Even after the riot, as they learned law enforcement was seeking to arrest those involved in the attack on the Capitol, Rhodes attempted to pass a message directly to Trump assuring him it was not too late to take action, Nestler said.
“My only regret is that they should have brought rifles,” Rhodes said in recorded audio on Jan. 10. “We could have fixed it right then and there.”
Rhetoric used by the group’s members grew increasingly violent in the days leading up to Jan. 6, Nestler said, with Rhodes and others raising the prospect of civil war or “bloody war” erupting as the end of Trump’s time in power grew closer.
All of the defendants have pleaded not guilty to the charges.
Defense attorneys for the five charged Oath Keepers are expected to argue their clients did nothing illegal in connection with the Jan. 6 attack, while claiming the government’s decision to charge them with the rarely-used seditious conspiracy statute is an effort to target members of the militia group over their political beliefs.
“The real evidence is going to show our clients were there to do security on [January] 5th and 6th,” Stewart Rhodes’ attorney Phillip Linder said during his opening statement Monday. “The type of security they’ve done for 13 years throughout their history.”
Linder said Rhodes would testify during the trial.
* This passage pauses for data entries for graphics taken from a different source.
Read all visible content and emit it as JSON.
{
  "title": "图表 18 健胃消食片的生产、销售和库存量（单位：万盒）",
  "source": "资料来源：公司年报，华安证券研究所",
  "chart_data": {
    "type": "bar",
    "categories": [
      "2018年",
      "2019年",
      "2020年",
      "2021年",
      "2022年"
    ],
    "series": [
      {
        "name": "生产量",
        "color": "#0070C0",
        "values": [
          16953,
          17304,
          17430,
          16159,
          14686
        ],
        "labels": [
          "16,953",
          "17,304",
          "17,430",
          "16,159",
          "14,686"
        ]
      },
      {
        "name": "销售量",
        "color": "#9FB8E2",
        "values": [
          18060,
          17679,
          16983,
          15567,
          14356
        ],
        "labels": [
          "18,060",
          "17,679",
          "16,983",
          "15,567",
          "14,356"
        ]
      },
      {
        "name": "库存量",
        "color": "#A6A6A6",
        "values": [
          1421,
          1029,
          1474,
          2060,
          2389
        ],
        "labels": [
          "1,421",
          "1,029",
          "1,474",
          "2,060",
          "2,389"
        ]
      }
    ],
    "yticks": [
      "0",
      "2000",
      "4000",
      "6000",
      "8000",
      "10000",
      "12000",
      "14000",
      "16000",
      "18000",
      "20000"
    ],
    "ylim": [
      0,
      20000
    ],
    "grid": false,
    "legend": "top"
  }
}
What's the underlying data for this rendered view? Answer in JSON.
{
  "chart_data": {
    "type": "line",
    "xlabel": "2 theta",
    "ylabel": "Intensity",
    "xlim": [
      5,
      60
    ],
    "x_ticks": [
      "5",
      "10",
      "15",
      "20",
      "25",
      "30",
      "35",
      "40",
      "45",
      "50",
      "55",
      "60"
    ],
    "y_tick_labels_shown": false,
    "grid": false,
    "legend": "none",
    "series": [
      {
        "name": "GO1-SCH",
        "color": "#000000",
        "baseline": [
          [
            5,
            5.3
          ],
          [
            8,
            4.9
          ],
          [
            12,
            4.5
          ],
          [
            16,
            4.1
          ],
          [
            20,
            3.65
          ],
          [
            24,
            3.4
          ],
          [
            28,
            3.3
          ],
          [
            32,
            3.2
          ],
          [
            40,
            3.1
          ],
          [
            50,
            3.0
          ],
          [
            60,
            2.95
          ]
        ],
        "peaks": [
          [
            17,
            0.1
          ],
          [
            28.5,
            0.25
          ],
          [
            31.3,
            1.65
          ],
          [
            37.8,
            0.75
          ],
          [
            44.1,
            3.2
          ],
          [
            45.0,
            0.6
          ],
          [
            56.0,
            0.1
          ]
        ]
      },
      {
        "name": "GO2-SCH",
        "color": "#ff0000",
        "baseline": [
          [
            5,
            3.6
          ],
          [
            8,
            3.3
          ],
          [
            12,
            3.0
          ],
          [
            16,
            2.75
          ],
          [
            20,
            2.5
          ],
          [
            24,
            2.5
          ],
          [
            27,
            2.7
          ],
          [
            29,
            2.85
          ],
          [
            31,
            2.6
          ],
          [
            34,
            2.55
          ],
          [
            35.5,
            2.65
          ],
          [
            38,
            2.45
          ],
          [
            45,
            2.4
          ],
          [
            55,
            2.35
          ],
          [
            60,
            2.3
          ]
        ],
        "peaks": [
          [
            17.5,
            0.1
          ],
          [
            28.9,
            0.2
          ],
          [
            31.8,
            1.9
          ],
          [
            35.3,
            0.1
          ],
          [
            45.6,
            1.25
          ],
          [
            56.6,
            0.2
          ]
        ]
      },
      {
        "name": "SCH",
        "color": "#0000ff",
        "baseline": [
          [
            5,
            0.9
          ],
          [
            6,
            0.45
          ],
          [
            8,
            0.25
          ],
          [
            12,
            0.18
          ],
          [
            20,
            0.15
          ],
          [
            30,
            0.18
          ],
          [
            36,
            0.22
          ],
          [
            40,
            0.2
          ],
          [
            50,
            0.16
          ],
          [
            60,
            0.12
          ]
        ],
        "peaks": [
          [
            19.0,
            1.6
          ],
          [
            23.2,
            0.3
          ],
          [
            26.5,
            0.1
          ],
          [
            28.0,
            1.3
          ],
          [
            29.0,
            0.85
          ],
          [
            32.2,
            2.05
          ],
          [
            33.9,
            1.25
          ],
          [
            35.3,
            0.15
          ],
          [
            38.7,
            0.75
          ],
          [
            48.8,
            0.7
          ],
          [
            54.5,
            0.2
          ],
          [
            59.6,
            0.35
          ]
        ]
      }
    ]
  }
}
He described Rhodes as “extremely patriotic” and claimed the Justice Department’s presenting of his recorded statements about opposing the transfer of power were merely an attempt to “alarm and anger” the jury.
“You take a handful of texts and you take a handful of things you don’t understand, take some things that look bad and put them together then you come to a conclusion or an incorrect mischaracterization,” Linder said on Monday. “We want to bring you the full picture.”
The trial is expected to last upward of a month, lawyers have estimated, with a second set of defendants from the Oath Keepers militia charged in the conspiracy slated to stand trial in late November.
Nestler said the five Oath Keepers did have other reasons for being in Washington on Jan. 6 other than the storming of the Capitol, such as providing security for VIPs and attending Trump’s “Stop the Steal” rally at the Ellipse that preceded the riot.
But, Nestler said, all of them “also agreed to do whatever was necessary, including using force to make sure that presidential power was not transferred,” and that included driving to D.C. so they were able to bring their “weapons of war” close to the nation’s Capital.